Among many autonomist activists there is a an idea which says that the struggle for youth houses can be carried on as a struggle independent of wider political and trade-union struggles, that is to say, isolated from the class struggle. They see occupations of empty buildings as a means in itself. Of course the occupation of some houses can set more focus on the matter and get some media-coverage, but occupations in and of themselves solve nothing. They cannot win the struggle alone, cannot win if they are not part of a more fundamental battle to change society.

It is wrong to think that one can have a small sanctuary where there can be a "sample" of socialism, isolated from the surrounding capitalist world, with its cynical amoral and ruthless strain for profits. The problem is that this is absolutely impossible. If you want to hide yourself in your own little world, away from politics, you can try to close all windows, put a giant locker on the door and hide under the bed.
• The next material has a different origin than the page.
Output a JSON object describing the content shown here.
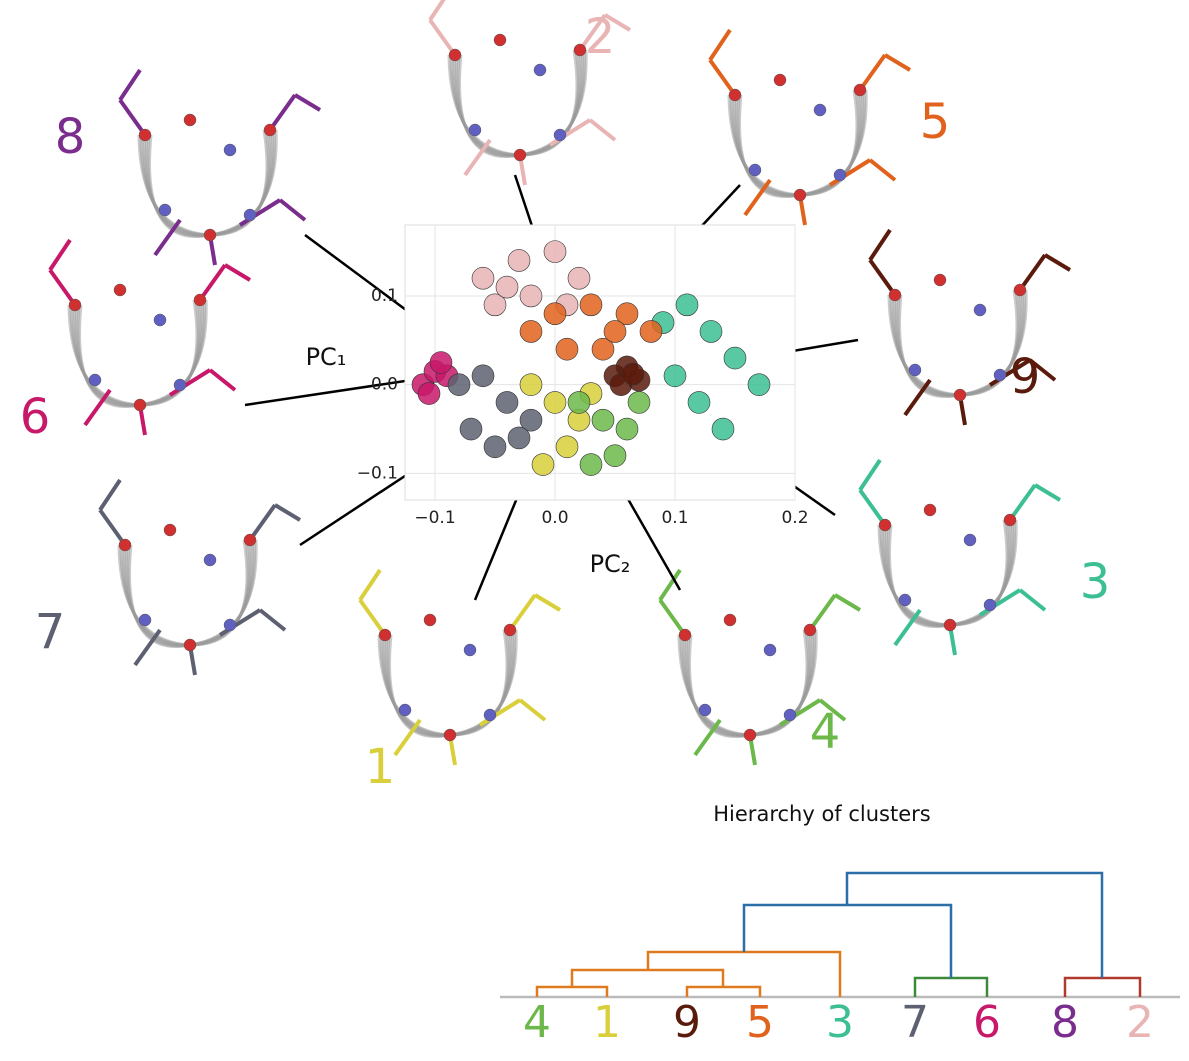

But one day politics will come and knock on your door - and if you don't open, it will smash open the front door!

This is precisely what has happened with The Youth House, Christiania and every other attempt to create such sanctuaries. When you live in a capitalist society, you will inevitably be submitted to its mechanisms with its exploitation and oppression, whether you like it or not. And the moral and cultural norms that are dominant in society will always affect those who live in it.

All experience shows that it is impossible to make a small "commune" free from capitalism. If the struggle is not carried out as a general fight against capitalism and for the seizure of power nationally and internationally, all projects of that kind are doomed in advance.
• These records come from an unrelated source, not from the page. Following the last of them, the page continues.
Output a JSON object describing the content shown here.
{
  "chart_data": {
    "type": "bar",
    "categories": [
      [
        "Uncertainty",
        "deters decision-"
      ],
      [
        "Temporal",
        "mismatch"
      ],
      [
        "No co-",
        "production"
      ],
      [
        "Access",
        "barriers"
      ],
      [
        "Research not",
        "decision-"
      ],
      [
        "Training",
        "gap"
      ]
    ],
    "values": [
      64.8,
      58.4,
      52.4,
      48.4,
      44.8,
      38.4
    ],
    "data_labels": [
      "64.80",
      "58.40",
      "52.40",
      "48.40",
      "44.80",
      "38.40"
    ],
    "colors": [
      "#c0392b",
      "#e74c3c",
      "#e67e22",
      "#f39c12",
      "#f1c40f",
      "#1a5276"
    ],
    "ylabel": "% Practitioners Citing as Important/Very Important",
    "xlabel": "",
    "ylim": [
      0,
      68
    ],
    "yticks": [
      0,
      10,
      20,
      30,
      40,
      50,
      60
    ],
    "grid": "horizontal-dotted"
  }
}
At the same time we believe that the concrete tactics employed by some autonomist activists are absolutely counterproductive. For example, on December 16, a demonstration was converted into violence with individual fighting with the police and the smashing of shops along the avenue. There is no doubt that the police carry their part of the responsibility for these acts of violence and that the repression of the demonstration was brutal. But the autonomists played directly into the provocations of the police. These incidents seriously damaged the cause of The Youth House in the eyes of many ordinary people and gave free ammunition to the bourgeois politicians to step up their vicious attacks. Much of the sympathy that The Youth House had won amongst wider layers of the Copenhagen population, for example with important peaceful demonstrations of 4,000 and 5,000 just weeks before, were shattered with these outbursts of individual fighting and violence.

How the struggle can be won

ig demonstration in defence of The Youth House summer 2006
Big demonstration in defence of The Youth House - summer 2006

The only way to win this struggle is to turn it into a part of the class struggle. This is a class question and cannot be separated from the class struggle and from those methods and organizations that the working class has used traditionally. Each and every attempt to reduce the struggle to isolated occupations of houses or to street fighting with the police will fail miserably.
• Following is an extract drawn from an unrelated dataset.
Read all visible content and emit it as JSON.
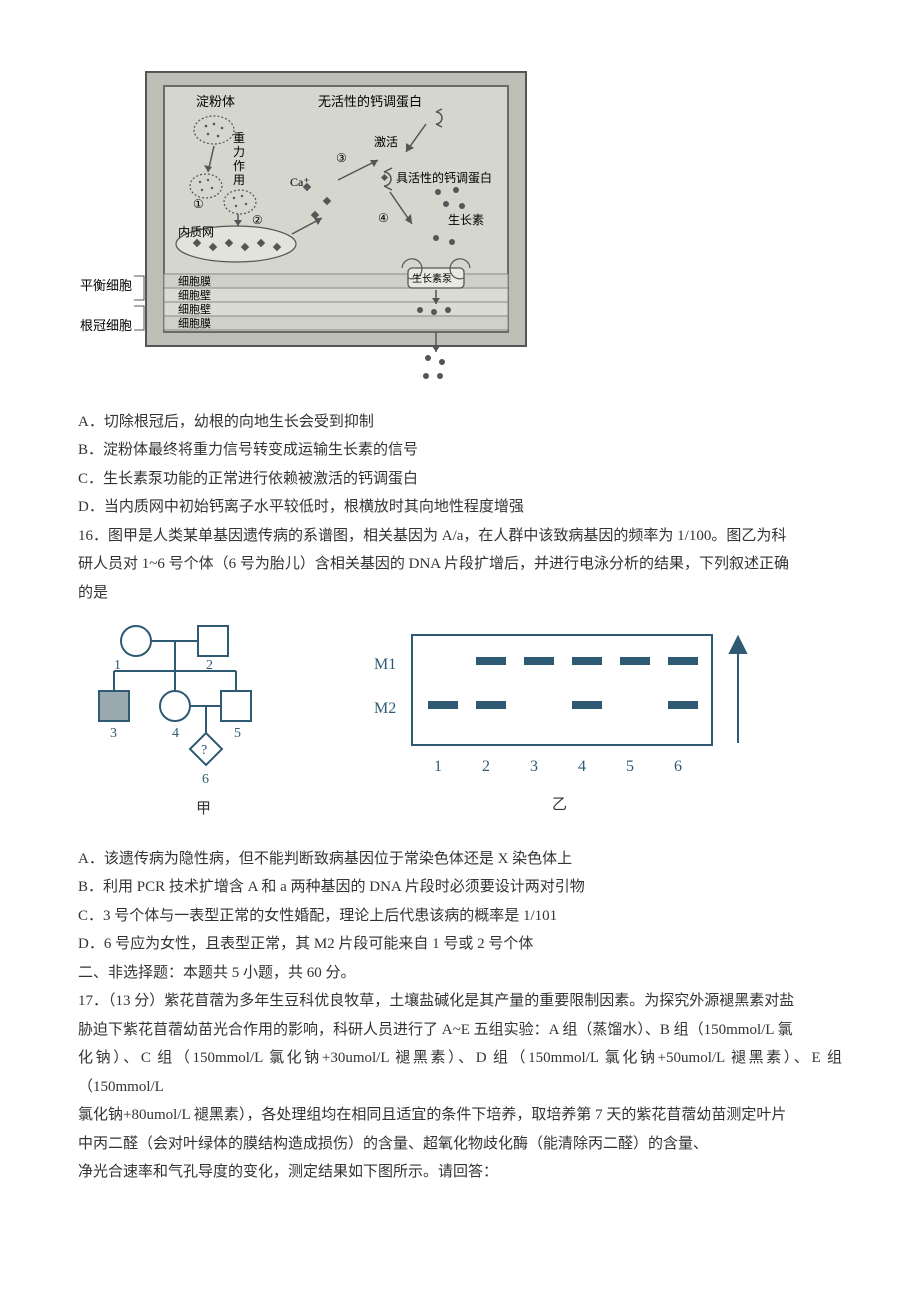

What is necessary is to take the demand for more youth houses up in the three workers' parties, in the Social Democratic Party, in the Socialist Peoples' Party, in the Unity-list and also throughout the whole of the trade-union movement, the student and apprentice movements, the renters movement, the organizations of unemployed, etc. These organizations have the necessary strength and mass following to make a wide-reaching campaign in defence of youth rights, including the right to youth houses.

If such a campaign were started, with the calling of big protest demonstrations against the policy of the government, the bourgeois politicians would find themselves seriously threatened. At the same time it would lower Anders Foghs credibility in the Danish population.

In this way it is not only possible to win the struggle for youth houses - which would be an important reform and a victory for the movement - but also to take a big step forward in the struggle against Fogh and his right-wing government and in the struggle to overthrow the capitalist system in Denmark and internationally.